Désormais, disait-on, on n’acceptera plus ces vérités tombées du ciel et posées comme immuables enfermant la pensée dans un carcan.

Il est difficile de ne pas voir un rapprochement avec ce nouvel obscurantisme qui nous envahit et cette tutelle d’un nouvel «au-delà» mystérieux dont la volonté est faite sur la terre et dont nous sommes responsables : paradigme de la croissance, de la nécessaire exploitation, production, consommation, élimination, compétition, profits, identité….

Pour Fontenelle «Toute la philosophie n’est fondée que sur deux choses : l’esprit curieux et les yeux mauvais». Aujourd’hui, si les yeux mauvais ne manquent pas il n’est pas de bon ton d’être curieux !

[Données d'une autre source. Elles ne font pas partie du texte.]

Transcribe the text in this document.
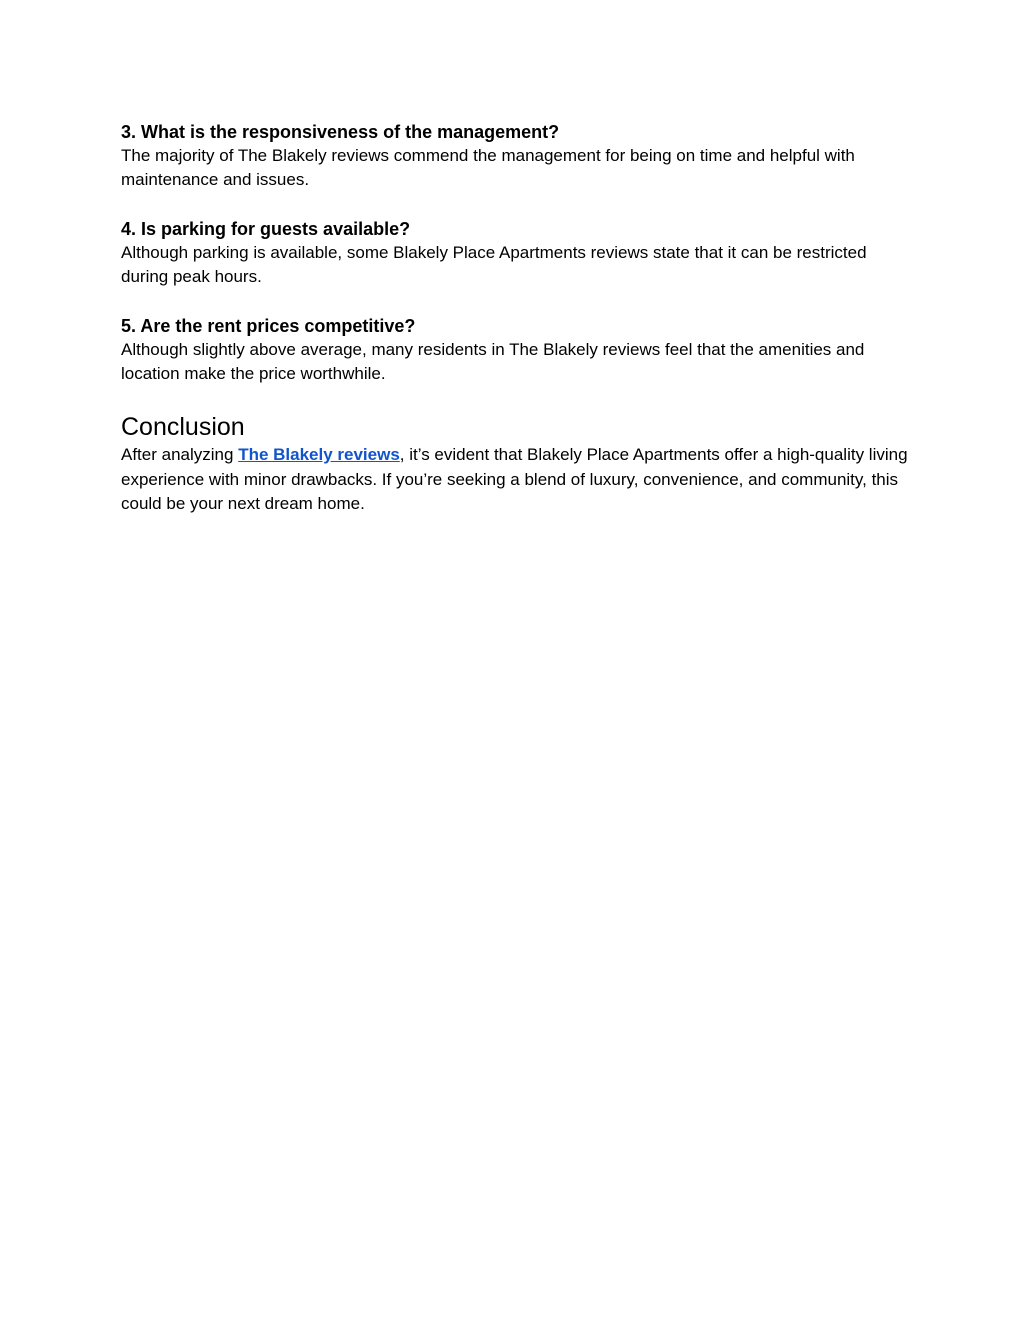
3. What is the responsiveness of the management?

The majority of The Blakely reviews commend the management for being on time and helpful with maintenance and issues.

4. Is parking for guests available?

Although parking is available, some Blakely Place Apartments reviews state that it can be restricted during peak hours.

5. Are the rent prices competitive?

Although slightly above average, many residents in The Blakely reviews feel that the amenities and location make the price worthwhile.

Conclusion

After analyzing The Blakely reviews, it’s evident that Blakely Place Apartments offer a high-quality living experience with minor drawbacks. If you’re seeking a blend of luxury, convenience, and community, this could be your next dream home.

Le mouvement des Lumières est cosmopolite dans son principe, c’est-à-dire qu’il entend parler à tous les hommes.

Je suis homme avant d’être français» écrit Montesquieu ; à méditer !

Ainsi s’est mis en place la théorie des «droits naturels» c’est-à-dire qui appartiennent à tous les humains, sans considération de nation, de race, de culture.

Nos droits de l’homme, modernes en sont issus.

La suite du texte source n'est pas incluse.